Is the stoned driver ‘safer’ than the ‘drunk’ one?

What’s the difference between alcohol and marijuana?

“If you’re drunk, you run red lights. If you are stoned, you stop at green lights,” says Dr. Kevin Hill, an assistant professor of psychiatry and Harvard Medical School.

The question is becoming more relevant as more states consider legalizing marijuana. In Massachusetts, however, a driver apparently slammed into a state police cruiser, an hour after visiting a medical marijuana dispensary. The state trooper was killed, the Boston Globe says.

With medical marijuana legal now in Minnesota, has carnage on the road, presently caused by alcohol, multiplied with stoned drivers? It’s too soon to say.

And funny thing about that; scientists who study the brain can’t seem to agree on whether it impairs drivers the way booze does.

Hill says while too much alcohol seems to make drivers commit “errors of omission,” marijuana users make “errors of commission,” such as driving too slowly.

Washington state, which began recreational-marijuana sales nearly two years ago, tracks THC-involved accidents and found that fatal accidents involving “marijuana-positive” drivers climbed from 58 in 2013, the year before recreational sales were allowed, to 92 last year, according to preliminary data.

Authorities in Washington caution that the state’s blood testing for THC does not distinguish between active levels and what’s known as “carboxy THC,” the chemical that lingers long after the marijuana high has dissipated.

“As such,” a report from the state concluded, “the actual impairment, or contributing crash effect by marijuana, if any, is unknown.”

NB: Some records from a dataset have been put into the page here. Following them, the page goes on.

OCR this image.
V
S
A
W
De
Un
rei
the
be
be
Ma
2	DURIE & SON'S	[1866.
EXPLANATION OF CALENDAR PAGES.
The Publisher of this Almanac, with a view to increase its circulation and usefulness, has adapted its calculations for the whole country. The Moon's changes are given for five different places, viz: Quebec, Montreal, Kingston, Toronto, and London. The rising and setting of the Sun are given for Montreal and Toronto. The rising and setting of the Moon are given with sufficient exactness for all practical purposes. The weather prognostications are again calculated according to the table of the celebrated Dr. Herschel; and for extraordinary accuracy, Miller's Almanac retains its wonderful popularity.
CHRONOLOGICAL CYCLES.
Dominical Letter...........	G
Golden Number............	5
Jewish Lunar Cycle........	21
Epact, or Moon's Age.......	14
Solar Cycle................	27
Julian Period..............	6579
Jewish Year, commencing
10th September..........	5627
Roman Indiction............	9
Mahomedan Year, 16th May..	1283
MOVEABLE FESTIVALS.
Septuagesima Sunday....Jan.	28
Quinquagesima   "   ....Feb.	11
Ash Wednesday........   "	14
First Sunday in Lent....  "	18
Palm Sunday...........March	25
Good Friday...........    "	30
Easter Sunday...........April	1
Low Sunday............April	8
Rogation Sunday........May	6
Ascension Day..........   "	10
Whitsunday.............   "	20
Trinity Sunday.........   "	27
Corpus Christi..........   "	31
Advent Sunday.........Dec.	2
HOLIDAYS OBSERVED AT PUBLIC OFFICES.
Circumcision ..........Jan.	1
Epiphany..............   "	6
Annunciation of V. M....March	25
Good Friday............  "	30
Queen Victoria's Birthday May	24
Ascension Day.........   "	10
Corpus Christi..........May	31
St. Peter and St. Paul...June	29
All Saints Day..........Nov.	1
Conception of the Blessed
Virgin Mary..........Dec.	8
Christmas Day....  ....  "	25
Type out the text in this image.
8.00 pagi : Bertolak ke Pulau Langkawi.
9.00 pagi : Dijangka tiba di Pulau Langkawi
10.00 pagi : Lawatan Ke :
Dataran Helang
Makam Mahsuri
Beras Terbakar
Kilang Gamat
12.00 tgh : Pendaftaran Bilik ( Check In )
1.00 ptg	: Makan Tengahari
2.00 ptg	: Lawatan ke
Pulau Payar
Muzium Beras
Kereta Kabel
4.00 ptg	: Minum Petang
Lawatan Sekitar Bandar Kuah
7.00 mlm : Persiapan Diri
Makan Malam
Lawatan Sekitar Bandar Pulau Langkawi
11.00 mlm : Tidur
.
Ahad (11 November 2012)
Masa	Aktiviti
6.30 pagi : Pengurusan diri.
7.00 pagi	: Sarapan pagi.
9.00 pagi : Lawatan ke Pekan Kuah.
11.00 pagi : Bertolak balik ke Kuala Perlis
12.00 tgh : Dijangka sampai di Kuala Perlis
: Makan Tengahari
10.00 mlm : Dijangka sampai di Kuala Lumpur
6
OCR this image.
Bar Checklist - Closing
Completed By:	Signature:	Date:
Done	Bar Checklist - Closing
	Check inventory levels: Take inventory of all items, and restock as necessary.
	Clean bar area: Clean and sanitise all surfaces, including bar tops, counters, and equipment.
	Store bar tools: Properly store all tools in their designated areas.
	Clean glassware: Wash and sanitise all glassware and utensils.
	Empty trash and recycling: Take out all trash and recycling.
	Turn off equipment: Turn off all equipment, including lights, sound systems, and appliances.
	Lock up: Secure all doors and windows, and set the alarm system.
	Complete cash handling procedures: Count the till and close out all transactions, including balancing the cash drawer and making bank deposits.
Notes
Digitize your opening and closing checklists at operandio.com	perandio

Marijuana stays in the blood for days; alcohol does not. But while police have a test to determine the impairment from alcohol, no such test exists for determining whether a driver is stoned.

“If I used a lot of marijuana Tuesday night, I may still have a blood level above that threshold on Thursday, but I may not be impaired to drive,” Hill said.

But the impact of use on teenagers might accelerate, another researcher says. “It’s divided attention, for kids who already have less ability to inhibit the things that get their attention, [marijuana] makes it more dangerous for them,” said Marisa Silveri, an associate professor of psychiatry at Harvard Medical School.

The National Institute on Drug Abuse says a large study from the National Highway Traffic Safety Administration (NHTSA) found no significant increased crash risk attributable to cannabis after controlling for drivers’ age, gender, race, and presence of alcohol.

The study from researchers in Iowa focused on three driving habits: weaving within the lane, the number of times the car left the lane, and the speed of the weaving, Time.com says.

While alcohol had an effect on the number of times the car left the lane and the speed of the weaving, marijuana did not. Marijuana did show an increase in weaving. Drivers with blood concentrations of 13.1 ug/L THC, the psychoactive ingredient in cannabis, showed increase weaving that was similar to those with a .08 breath alcohol concentration, the legal limit in most states. For reference, 13.1 ug/L THC is more than twice the 5 ug/L numeric limit in Washington and Colorado.

The researchers said many people who get stoned often have a few beers first. That combination is more lethal, they said, because it creates a more intense high and delayed the peak of alcohol impairment.